Le bestiaire, appelé aussi "livre des natures des animaux", vise avant tout à enseigner une morale chrétienne simple. Reprenant la tradition du
Physiologus, les bestiaires prêtent aux animaux des personnalités et des sentiments comparables à ceux des hommes, afin qu’ils servent d’exemples pour illustrer les sermons.
Les bestiaires sont construits sur l’idée qu’il existe, comme le raconte la Genèse, un rapport hiérarchique entre toutes les créatures de Dieu, et que l’Homme en occupe le sommet : dans sa célèbre
Consolation de Philosophie, l’un des textes les plus lus au Moyen Âge , Boèce compare ainsi les hommes qui se sont éloignés du Bien aux animaux.

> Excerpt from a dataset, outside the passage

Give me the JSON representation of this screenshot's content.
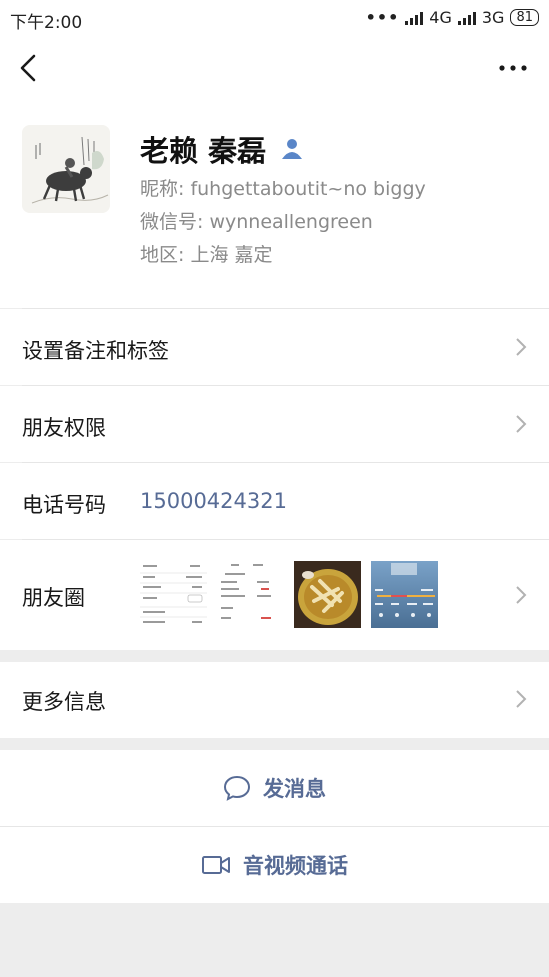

Les bestiaires apparaissent en Angleterre au XIIe siècle, à destination du monde aristocratique. Puis ils se répandent dans le Nord de la France et en Normandie. Les Bestiaires en latin sont destinés aux clercs ; les Bestiaires en français aux laïcs. De nombreux écrivains se sont emparés du genre pour créer des bestiaires spirituels, philosophiques, ou courtois.
Le plus ancien bestiaire en français est celui de Philippe de Thaon (vers 1120). A côté des compilations en latin directement issues du
Physiologus, le
Bestiaire divin de Guillaume le Clerc, celui de Gervaise (vers 1150), le
Bestiaire en latin de Pierre de Beauvais (avant 1218) et sa traduction en français, le
De animalibus d’Albert le Grand (1260) sont les principaux représentants de ce genre à finalité didactique et morale.
Parodie courtoise du bestiaire moralisé, le
Bestiaire d’Amour de Richard de Fournival (vers 1250) marque la fin du genre.
Les bestiaires latins commencent toujours par les bêtes sauvages et particulièrement le lion. Viennent ensuite les animaux domestiques, puis les petites bêtes - fourmis, oiseaux, insectes, monstres et vers.
Tout en commençant généralement par le lion, les bestiaires français entremêlent les catégories d’animaux pour construire un Bestiaire du Christ.
Les manuscrits sont illustrés, et leur iconographie obéit à des codes précis. Le nom de l’animal est prolongé à la fois par une description des ses principales caractéristiques, et par une représentation figurée car, selon Richard de Fournival, "La mémoire a deux portes, la vue et l’ouïe ; et chacune ouvre sur un chemin qui y conduit, la peinture et la parole".